The US Congressional Budget Office has said the fiscal cliff would send the country’s unemployment rate up from its current level of just below 8% to 9% by the end of 2013 – putting two million people out of work.

‘A reversal of job growth such as this would have enormous human and economic costs,’ Swan said. ‘This would not only drive the US economy back into recession, but would strike a savage blow to the recovery in the global economy.’

He noted, however, that even if the fiscal cliff was averted, the US would still need a ‘sustainable longer-term fiscal strategy’. ‘Trillion dollar deficits are not sustainable and quantitative easing is not a long-term solution,’ he explained. ‘So whoever wins the presidential election in less than a week's time, and whoever controls the Congress, will have choices to urgently make, and from those choices will flow big consequences for their country and for the global economy.’

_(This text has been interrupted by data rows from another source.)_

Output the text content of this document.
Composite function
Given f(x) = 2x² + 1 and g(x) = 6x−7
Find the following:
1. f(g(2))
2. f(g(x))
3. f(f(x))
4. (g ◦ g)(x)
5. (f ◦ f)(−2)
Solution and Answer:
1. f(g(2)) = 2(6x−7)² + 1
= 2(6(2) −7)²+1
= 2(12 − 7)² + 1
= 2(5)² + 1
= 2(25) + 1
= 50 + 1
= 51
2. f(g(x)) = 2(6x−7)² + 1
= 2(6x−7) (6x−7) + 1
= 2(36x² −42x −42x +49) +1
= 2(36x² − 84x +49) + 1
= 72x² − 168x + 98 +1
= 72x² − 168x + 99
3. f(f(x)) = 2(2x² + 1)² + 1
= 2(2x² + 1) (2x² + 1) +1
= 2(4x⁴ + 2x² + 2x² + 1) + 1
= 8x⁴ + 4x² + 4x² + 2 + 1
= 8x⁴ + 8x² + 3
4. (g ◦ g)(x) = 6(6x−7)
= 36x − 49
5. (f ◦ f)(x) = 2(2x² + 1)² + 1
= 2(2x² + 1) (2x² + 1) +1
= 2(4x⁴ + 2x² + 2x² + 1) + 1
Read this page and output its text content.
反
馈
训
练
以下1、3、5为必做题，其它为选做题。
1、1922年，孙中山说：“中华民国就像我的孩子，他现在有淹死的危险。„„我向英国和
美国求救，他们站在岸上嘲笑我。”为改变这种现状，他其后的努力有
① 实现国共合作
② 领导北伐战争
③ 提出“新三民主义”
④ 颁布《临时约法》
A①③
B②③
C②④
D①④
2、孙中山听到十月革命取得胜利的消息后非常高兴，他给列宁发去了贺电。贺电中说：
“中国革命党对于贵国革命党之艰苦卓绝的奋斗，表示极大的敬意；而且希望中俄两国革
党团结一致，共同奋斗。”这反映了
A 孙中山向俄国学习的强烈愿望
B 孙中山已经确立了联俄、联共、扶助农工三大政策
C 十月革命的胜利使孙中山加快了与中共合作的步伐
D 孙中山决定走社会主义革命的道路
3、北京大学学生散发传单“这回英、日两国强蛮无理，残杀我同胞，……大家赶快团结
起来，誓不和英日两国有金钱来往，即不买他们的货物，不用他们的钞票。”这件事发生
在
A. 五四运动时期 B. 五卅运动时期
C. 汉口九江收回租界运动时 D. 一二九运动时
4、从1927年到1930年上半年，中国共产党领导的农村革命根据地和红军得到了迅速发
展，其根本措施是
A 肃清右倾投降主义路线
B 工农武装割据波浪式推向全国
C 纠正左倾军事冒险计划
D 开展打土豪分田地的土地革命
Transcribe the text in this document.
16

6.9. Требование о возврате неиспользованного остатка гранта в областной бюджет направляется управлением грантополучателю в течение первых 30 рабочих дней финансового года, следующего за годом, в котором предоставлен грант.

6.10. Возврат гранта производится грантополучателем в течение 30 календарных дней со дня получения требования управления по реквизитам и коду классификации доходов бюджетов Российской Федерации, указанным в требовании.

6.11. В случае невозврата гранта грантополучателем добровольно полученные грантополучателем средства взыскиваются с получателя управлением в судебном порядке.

Swan contrasted the budget position in the US and other G20 countries with that of Australia, which he said was still ‘on track’ to deliver a budget surplus in 2013 and had public finances that were ‘among the strongest in the developed world’.

In September, the International Monetary Fund said Australia had the fiscal room to delay its return to surplus if the global economic situation deteriorated to the extent that it had to increase public spending.

And, in yesterday’s speech Swan said that while the projected surplus for 2012/13 had narrowed since May’s budget speech, achieving this goal was not the government’s only goal.

‘As important as the surplus is, it's also the pathway you're on that matters to markets and the international community, as well as our ability to adhere to the rules we set ourselves during the depths of the crisis,’ he said.